Anything that can be bought or sold is an economic good. Property rights are an attribute of that good that determines how that good can be used.

Let’s say there is a mousetrap. The mousetrap has value. It can trap mice. It has cheese that can be eaten. It can be used in other ways by someone creative. Well somebody or some group gets to decide whether and how to use it. That control is not the item itself. That control is a property of the item. That control is termed property rights.

Property rights are generally enshrined by the society or government. By defining the property rights, confusions can be avoided and the value of the good protected and even enhanced. The price of the good will now reflect both the intrinsic value of the good and the value of the property rights.

There are three main components to property rights.

  1. The right to use the good.
  2. The right to earn income from the good.
  3. The right to transfer the good to others, alter it, abandon it, or destroy it.

There are many types of property and property owners. Private property owners generally refer to individuals or select groups of people. Public property owners generally refer to larger groups such as governments.
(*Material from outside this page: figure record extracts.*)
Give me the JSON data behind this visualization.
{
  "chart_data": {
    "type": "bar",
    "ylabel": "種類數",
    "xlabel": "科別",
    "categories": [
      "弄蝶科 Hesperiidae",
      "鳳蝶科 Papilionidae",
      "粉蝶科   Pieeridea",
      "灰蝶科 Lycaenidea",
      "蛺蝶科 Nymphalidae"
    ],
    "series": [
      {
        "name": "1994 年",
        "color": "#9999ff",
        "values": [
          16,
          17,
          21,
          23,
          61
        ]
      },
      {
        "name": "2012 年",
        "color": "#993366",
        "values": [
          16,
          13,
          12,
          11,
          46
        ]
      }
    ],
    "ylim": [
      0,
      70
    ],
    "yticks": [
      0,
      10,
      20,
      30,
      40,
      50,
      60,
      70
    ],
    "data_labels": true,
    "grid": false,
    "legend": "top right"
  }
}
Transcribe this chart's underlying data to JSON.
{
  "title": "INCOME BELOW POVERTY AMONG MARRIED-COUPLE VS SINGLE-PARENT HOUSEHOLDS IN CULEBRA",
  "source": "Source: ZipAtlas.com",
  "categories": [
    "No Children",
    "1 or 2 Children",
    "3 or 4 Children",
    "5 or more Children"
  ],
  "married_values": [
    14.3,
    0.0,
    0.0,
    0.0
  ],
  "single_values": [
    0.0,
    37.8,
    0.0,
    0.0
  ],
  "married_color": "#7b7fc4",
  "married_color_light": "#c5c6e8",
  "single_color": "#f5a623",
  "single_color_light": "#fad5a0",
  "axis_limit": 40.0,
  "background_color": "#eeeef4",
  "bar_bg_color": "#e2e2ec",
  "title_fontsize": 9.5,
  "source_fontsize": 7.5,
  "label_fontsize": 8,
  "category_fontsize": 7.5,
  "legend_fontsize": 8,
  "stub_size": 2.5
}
Property rights are valued by highly diverse economic, political and legal thinkers. For example, John Locke (English philosopher), Adam Smith (father of capitalism), and Karl Marx (father of communism) all recognized the importance of property rights. Their ideal implementations of those rights differed, of course, but they all understood that strong property rights benefit both the individual and the society.

Property rights help discourage opportunism because it is harder to exploit a good protected by enforced property rights. Users will be less likely to exploit resources unsustainably or inefficiently as property is protected.

Have you ever been to a free rest stop where there is no toilet paper, the toilets are covered in filth and the plumbing is broken? The free exploitation of the bathroom has caused the rest stop to lose its value. This effect has been termed “tragedy of the commons”.

Property rights also lower costs by providing an efficient resolution for conflicts over resources.

There is substantial evidence that societies that strongly secure property rights and equality of opportunity enjoy broad economic prosperity.